就在他满脑子胡思乱想,天马行空,欲进佳境时,唇却被放开了,那人毫无预兆地退出去,硬是将他从佳境口一棍子打了回去。
许汜与他额头相贴,鼻尖相触,他看到许汜云睫轻垂,喘息微沉,红晕满颊,只以为许汜方才吻太急躁了,要缓缓。
然而等到一片霞落,他没动静,而后万千云霞藏于山中,他还没动静,便忍不住开口了,“阿汜,怎么停了。”
许汜微微抬眼,复又衔唇探进,可等夜幕低垂,两人只是在吻,婴隰这下就不得不怀疑,或许身前这人只知亲吻,并不知接下如何,不觉唇角微扬,环住许汜的劲瘦腰身,将他带至湖边。
许汜还未反应,便发现自己到了洞外湖边,却又想起婴隰是魔,这种事便如同家常便饭。
然而下一刻,却让他大惊失色,因为婴隰带着他进了湖中,他还以为婴隰要带他投湖自尽,不禁便心惊肉跳,心觉:既无血缘,为何自尽?

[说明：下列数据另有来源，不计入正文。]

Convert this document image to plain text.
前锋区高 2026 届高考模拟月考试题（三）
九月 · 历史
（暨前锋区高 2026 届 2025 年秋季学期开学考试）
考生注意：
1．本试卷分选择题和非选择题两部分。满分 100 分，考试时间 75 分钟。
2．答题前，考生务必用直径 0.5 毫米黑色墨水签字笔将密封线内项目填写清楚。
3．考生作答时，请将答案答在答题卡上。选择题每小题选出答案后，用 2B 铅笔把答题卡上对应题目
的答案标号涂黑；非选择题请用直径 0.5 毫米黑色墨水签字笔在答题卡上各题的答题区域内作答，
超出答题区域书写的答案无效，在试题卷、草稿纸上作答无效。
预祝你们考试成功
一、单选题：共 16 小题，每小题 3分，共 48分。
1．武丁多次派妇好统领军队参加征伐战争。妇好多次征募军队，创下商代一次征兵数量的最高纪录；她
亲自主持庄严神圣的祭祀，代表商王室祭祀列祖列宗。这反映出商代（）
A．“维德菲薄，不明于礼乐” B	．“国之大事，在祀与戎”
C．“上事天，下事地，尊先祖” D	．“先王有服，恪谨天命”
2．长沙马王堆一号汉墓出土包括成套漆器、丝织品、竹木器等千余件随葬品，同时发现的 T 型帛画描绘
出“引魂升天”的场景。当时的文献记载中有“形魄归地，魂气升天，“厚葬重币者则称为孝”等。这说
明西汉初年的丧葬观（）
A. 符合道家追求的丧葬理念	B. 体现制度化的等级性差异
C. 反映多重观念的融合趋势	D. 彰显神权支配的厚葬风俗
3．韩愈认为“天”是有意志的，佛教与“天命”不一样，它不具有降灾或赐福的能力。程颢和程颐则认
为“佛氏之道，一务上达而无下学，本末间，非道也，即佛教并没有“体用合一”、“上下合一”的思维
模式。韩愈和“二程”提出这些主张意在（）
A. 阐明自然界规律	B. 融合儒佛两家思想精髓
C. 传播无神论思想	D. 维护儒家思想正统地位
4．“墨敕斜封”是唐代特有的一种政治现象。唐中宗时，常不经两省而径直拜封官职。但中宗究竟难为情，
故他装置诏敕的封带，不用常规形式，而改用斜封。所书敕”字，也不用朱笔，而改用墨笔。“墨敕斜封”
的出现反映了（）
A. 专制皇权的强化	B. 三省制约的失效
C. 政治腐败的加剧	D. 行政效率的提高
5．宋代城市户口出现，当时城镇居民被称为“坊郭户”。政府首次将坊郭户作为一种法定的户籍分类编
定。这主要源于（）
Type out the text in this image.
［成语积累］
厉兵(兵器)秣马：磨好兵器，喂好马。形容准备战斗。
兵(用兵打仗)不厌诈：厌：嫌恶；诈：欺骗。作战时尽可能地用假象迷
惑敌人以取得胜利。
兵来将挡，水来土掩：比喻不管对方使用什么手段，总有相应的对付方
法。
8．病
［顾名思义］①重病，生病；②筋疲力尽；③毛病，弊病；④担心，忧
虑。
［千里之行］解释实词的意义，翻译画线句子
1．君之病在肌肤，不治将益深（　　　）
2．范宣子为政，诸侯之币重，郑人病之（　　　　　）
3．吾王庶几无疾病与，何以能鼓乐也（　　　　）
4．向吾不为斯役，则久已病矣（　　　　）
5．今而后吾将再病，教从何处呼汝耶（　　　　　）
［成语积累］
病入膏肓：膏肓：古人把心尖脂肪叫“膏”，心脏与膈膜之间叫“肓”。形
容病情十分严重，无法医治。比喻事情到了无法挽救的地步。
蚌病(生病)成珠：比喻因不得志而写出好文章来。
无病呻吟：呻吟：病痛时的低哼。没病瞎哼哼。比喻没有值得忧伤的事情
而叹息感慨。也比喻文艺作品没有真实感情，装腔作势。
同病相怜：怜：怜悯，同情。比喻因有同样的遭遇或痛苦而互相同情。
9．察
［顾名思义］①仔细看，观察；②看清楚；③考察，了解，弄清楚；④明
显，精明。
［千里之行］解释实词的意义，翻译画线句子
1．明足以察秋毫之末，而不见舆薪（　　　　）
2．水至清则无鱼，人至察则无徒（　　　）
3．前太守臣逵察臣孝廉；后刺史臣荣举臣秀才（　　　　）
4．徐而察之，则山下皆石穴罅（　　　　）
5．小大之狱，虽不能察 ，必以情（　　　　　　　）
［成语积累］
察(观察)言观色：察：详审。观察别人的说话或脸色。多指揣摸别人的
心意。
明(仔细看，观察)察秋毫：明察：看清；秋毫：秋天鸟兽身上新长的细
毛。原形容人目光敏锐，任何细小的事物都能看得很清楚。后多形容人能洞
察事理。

可当他来至水下时,才发现这湖水是温热的,且只没过腰身,婴隰环着他,看到了他微红琅目中一闪而过的恐慌,便附于耳畔道:“你若不懂,且看我如何做,定不叫你失望。”
这回换婴隰主动,他解开许汜的衣衫,见到琵琶骨处血痣,在浅白月光下尽显诱惑,便鬼迷心窍般吻住。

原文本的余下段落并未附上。